Auch Fillon, unter Sarkozy fünf Jahre lang Premier, hat Ambitionen auf das höchste Amt im Staat. Die "Parteifreunde" liefern sich hinter den Kulissen einen erbitterten Kampf - doch drängte Fillon wirklich die sozialistische Staatsspitze dazu, die Justiz gegen Sarkozy scharf zu machen? Wandte er sich an den politischen Gegner, um den innerparteilichen Konkurrenten auszuschalten?

Fillon bestreitet all dies, kündigte Verleumdungsklagen gegen die "Le Monde"-Journalisten an. Sein Ansehen ist aber schwer beschädigt durch die Affäre, von französischen Medien in Anlehnung an den Watergate-Skandal schon als "Fillongate" bezeichnet.

"Fillongate" wird aber zunehmend zu einem "Jouyetgate". Denn der Generalsekretär des Elysée-Palasts stellte sich zunächst hinter Fillon, unter dem er 2007 und 2008 trotz seiner Nähe zu Hollande Europa-Staatsekretär war. Er erklärte, es sei bei dem fraglichen Mittagessen nicht um die Affären im Zusammenhang mit Sarkozy Wahlkampffinanzen 2012 und der UMP gegangen.

Am Sonntag vollzog er die Kehrtwende: Tatsächlich sei über die Affären gesprochen worden, erklärte Jouyet. Er habe aber deutlich gemacht, dass die Präsidentschaft sich nie in die Angelegenheiten der Justiz einmischen würde.

Generalsekretär sprach mit Autoren

Brisant ist indes auch, dass Jouyet mit den Autoren des Enthüllungsbuches gesprochen hat - und die druckten in "Le Monde" Auszüge der aufgenommenen Unterhaltung ab. Demnach zitierte Jouyet den Ex-Premier mit den besonders belastenden Worten "Schlagt schnell zu". Fillon bezichtigte Jouyet deswegen der "Lüge" - und drohte ihm ebenfalls juristische Schritte an.

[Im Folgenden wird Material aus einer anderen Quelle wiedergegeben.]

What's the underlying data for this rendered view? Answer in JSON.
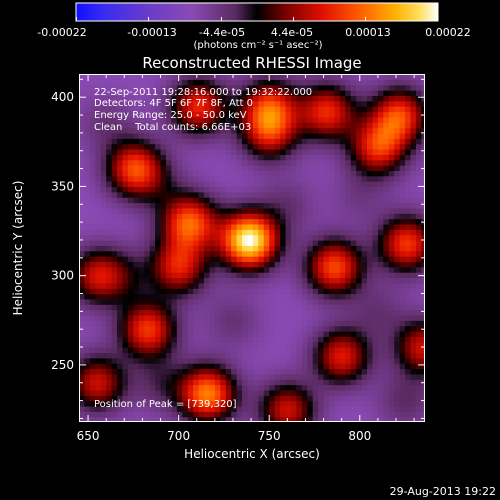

Die konservative Opposition fordert bereits einen Rücktritt Jouyets. Sogar aus Hollandes Umfeld ist zu hören, dass die Affäre den 60-Jährigen schwer geschwächt hat. Sollte der Generalsekretär der Präsidentschaft gehen müssen, wäre das eine bittere Pille für den ohnehin schon höchst unpopulären Hollande, der den einstiegen Studienfreund erst im April in die Spitzenposition im Elysée-Palast befördert hatte.

Großer Profiteur der Affäre ist die rechtsextreme Front National (FN) von Marine Le Pen, denn die Glaubwürdigkeit der Sozialisten und der Konservativen nimmt weiteren Schaden. Die Affäre sei "Gift" für die Linke wie für die Rechte, sagt Frédéric Dabi vom Meinungsforschungsinstitut Ifop. "Und wir wissen, wer davon profitiert."